If tracker attachments were stored in file galleries and benefited from the complete indexing capabilities, the result with separated concerns would not be much different. Files that do not need meta-data could simply use file galleries, those that do would go through trackers. Some user interface could be added to attach meta-data to an existing file, essentially creating a new tracker item and automatically adding the attachment.
Similarly, other attachments could be treated the same way. In order to make the attachments available through WebDAV, some category synchronization between the container object and the attachment would be required, or at least user interfaces to allow selecting them.

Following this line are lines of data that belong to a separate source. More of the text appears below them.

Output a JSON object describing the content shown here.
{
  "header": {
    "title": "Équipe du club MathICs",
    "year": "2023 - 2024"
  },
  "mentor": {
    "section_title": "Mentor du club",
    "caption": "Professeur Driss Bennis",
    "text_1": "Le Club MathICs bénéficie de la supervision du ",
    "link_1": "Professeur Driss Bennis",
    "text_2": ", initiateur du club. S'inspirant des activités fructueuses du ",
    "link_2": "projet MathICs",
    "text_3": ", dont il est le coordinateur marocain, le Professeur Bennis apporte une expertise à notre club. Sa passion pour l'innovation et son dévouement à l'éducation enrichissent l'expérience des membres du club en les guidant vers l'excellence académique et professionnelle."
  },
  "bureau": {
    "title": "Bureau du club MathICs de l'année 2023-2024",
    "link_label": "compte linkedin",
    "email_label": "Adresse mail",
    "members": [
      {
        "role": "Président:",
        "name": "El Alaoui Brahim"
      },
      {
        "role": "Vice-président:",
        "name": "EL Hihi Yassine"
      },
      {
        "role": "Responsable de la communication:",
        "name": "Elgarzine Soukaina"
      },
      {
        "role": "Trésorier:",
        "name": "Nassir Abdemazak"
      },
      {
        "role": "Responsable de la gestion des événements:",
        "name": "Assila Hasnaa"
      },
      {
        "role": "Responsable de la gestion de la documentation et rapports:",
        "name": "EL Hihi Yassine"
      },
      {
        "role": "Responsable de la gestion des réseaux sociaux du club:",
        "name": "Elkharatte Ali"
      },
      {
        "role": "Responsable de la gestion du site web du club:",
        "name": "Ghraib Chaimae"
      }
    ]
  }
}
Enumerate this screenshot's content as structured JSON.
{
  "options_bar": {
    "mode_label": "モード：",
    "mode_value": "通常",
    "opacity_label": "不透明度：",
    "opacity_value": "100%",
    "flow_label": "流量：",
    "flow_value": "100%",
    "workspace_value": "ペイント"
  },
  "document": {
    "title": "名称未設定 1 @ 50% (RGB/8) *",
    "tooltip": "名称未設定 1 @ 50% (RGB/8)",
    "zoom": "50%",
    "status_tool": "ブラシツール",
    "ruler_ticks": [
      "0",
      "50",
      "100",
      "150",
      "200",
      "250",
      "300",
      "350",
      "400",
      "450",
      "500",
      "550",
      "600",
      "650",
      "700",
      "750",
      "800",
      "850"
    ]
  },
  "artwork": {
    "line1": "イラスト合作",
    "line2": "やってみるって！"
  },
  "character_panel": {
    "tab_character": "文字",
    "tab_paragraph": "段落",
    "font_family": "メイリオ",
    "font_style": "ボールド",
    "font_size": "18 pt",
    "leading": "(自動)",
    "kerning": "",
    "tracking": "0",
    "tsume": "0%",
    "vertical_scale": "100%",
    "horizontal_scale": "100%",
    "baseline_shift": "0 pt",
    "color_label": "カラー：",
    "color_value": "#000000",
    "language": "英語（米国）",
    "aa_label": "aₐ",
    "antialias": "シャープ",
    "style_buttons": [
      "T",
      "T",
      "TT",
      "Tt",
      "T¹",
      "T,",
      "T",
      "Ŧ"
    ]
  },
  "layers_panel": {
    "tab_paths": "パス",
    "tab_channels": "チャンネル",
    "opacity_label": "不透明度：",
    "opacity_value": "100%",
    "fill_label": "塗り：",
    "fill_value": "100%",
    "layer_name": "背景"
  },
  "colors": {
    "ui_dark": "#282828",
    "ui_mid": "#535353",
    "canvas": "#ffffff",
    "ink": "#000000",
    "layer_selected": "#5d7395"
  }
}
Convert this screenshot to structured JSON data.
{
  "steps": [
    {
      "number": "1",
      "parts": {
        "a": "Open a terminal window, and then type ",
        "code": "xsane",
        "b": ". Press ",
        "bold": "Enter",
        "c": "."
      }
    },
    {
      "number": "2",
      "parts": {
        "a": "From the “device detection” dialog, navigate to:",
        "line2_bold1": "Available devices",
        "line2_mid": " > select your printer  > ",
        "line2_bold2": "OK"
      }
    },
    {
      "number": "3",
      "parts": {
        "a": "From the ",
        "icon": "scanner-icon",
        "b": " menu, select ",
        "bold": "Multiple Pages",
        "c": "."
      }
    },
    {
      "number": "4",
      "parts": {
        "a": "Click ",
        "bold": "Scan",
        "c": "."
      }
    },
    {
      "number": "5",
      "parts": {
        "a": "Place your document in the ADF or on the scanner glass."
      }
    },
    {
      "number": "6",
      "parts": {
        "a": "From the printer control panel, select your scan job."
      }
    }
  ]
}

It is often criticized that the source code in Tiki is not object-oriented enough. There are several issues this brings up when adapting the code to new needs. Most of which are code duplication, inconsistency in behavior and growing functions with loosely coupled concepts. There have been multiple proposals in the past which resulted in little to no results. The following factors may be the cause:
To this day, one of the most successful refactoring made in Tiki was the dynamic preferences even if it required a massive effort and extended over multiple releases (hello pkdille!). The reason that lead to success were:
Not all required changes are as easy to deploy and will have as a direct benefit to the end user, but it is almost guaranteed that changes that are purely aesthetic will fail to gain traction. Simply going 'object oriented' won't cut it. Design methods using object oriented are good, but not a holy grail or a goal to aim for. Great design patterns are built and described using object oriented features, but implementing a pattern is not an objective either. Desired properties and behaviors of the code must be identified, than a design can be selected.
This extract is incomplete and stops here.